Nunc est bibendum, nunc, pede libere
Pulsanda tellus !

Horace.


Quelques instants après, Edison et lord Ewald rentraient sous les lampes, dans le laboratoire, et jetaient leurs fourrures sur un fauteuil.

― Voici miss Alicia Clary ! dit l’ingénieur en regardant vers l’angle obscur de la longue salle, auprès des tentures de la fenêtre.

― Où donc ? demanda lord Ewald.

― Là, dans cette glace ! dit tout bas l’ingénieur en indiquant à lord Ewald un vaste miroitement pareil à de l’eau morte sous une lueur lunaire.

― Je ne vois rien, dit celui-ci.

― C’est une glace toute particulière, dit l’électricien.
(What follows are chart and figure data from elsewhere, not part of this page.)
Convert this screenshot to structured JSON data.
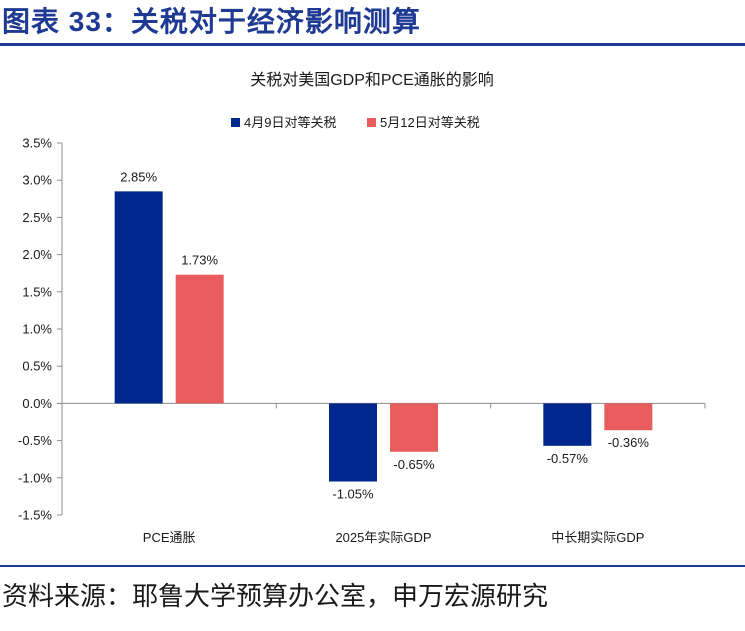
{
  "figure_title": "图表 33：关税对于经济影响测算",
  "source_text": "资料来源：耶鲁大学预算办公室，申万宏源研究",
  "colors": {
    "series_1": "#00288c",
    "series_2": "#e85c5e",
    "accent": "#1f3a93"
  },
  "chart_data": {
    "type": "bar",
    "title": "关税对美国GDP和PCE通胀的影响",
    "xlabel": "",
    "ylabel": "",
    "categories": [
      "PCE通胀",
      "2025年实际GDP",
      "中长期实际GDP"
    ],
    "series": [
      {
        "name": "4月9日对等关税",
        "values": [
          2.85,
          -1.05,
          -0.57
        ],
        "labels": [
          "2.85%",
          "-1.05%",
          "-0.57%"
        ]
      },
      {
        "name": "5月12日对等关税",
        "values": [
          1.73,
          -0.65,
          -0.36
        ],
        "labels": [
          "1.73%",
          "-0.65%",
          "-0.36%"
        ]
      }
    ],
    "ylim": [
      -1.5,
      3.5
    ],
    "ytick_values": [
      3.5,
      3.0,
      2.5,
      2.0,
      1.5,
      1.0,
      0.5,
      0.0,
      -0.5,
      -1.0,
      -1.5
    ],
    "ytick_labels": [
      "3.5%",
      "3.0%",
      "2.5%",
      "2.0%",
      "1.5%",
      "1.0%",
      "0.5%",
      "0.0%",
      "-0.5%",
      "-1.0%",
      "-1.5%"
    ],
    "grid": false,
    "legend_position": "top-center"
  }
}
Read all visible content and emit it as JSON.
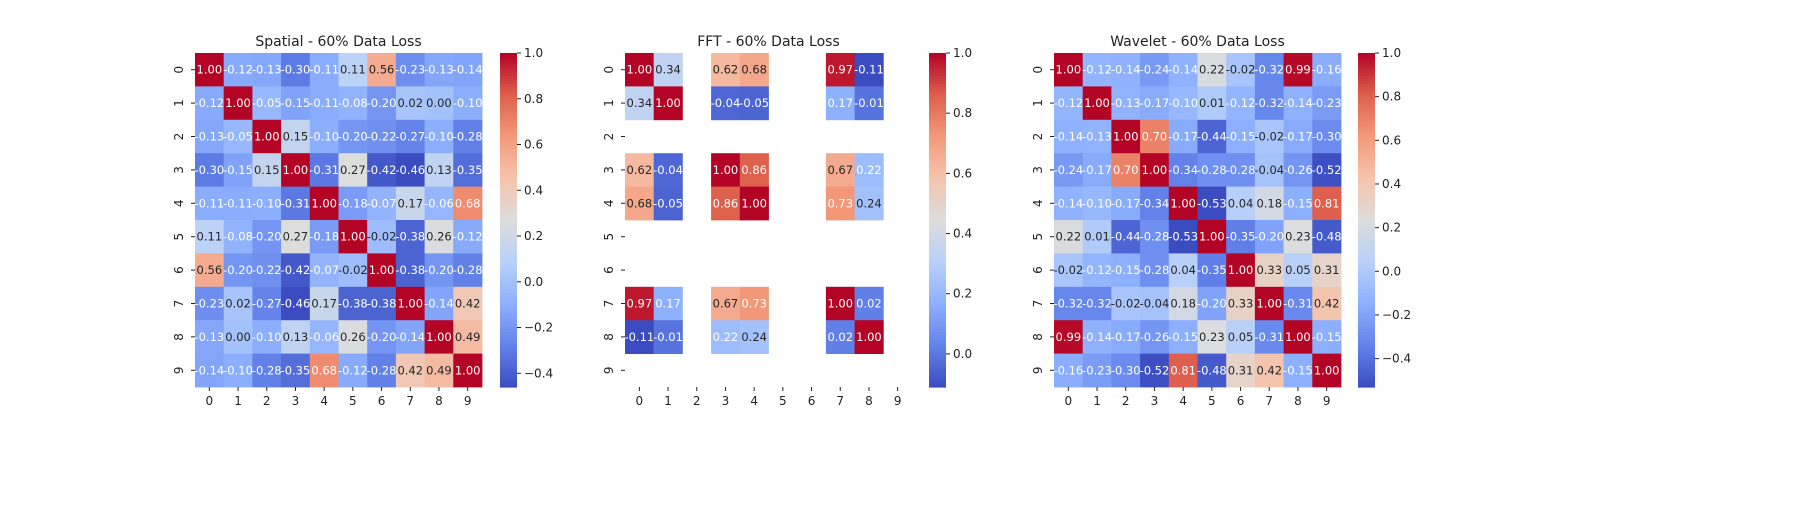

Rien d’étonnant d’ailleurs, à ce que cette belle personne m’apparaisse en son reflet puisque je vais le lui prendre. ― Tenez, ajouta-t-il en tournant un pas de vis qui leva les tarchettes de leurs écrous, miss Alicia Clary cherche la serrure, elle trouve le loquet de cristal… la voici.

La porte du laboratoire s’ouvrit à cette dernière parole : une grande et admirable jeune femme apparut sur le seuil.

Miss Alicia Clary était vêtue d’une chatoyante robe de soie d’un bleu pâle et qui paraissait vert-de-mer sous les lumières ; en ses noirs cheveux s’épanouissait une rose rouge et des étincelles de diamants scintillaient à ses oreilles ainsi qu’au tour évasé de son corsage. Une mante de martre était jetée sur ses épaules, et un voile de point d’Angleterre lui entourait délicieusement le visage.

Cette femme ― vivante évocation des lignes de la Vénus victorieuse, ― éblouissait. ― La ressemblance avec le divin marbre apparaissait immédiatement, si frappante, si incontestable que cette vue causait une sorte de saisissement mystérieux. C’était bien l’original humain de cette photographie qui avait rayonné, quatre heures auparavant, dans le cadre réflectif.

Elle demeurait immobile et comme surprise de l’aspect du lieu plus qu’étrange qui lui apparaissait.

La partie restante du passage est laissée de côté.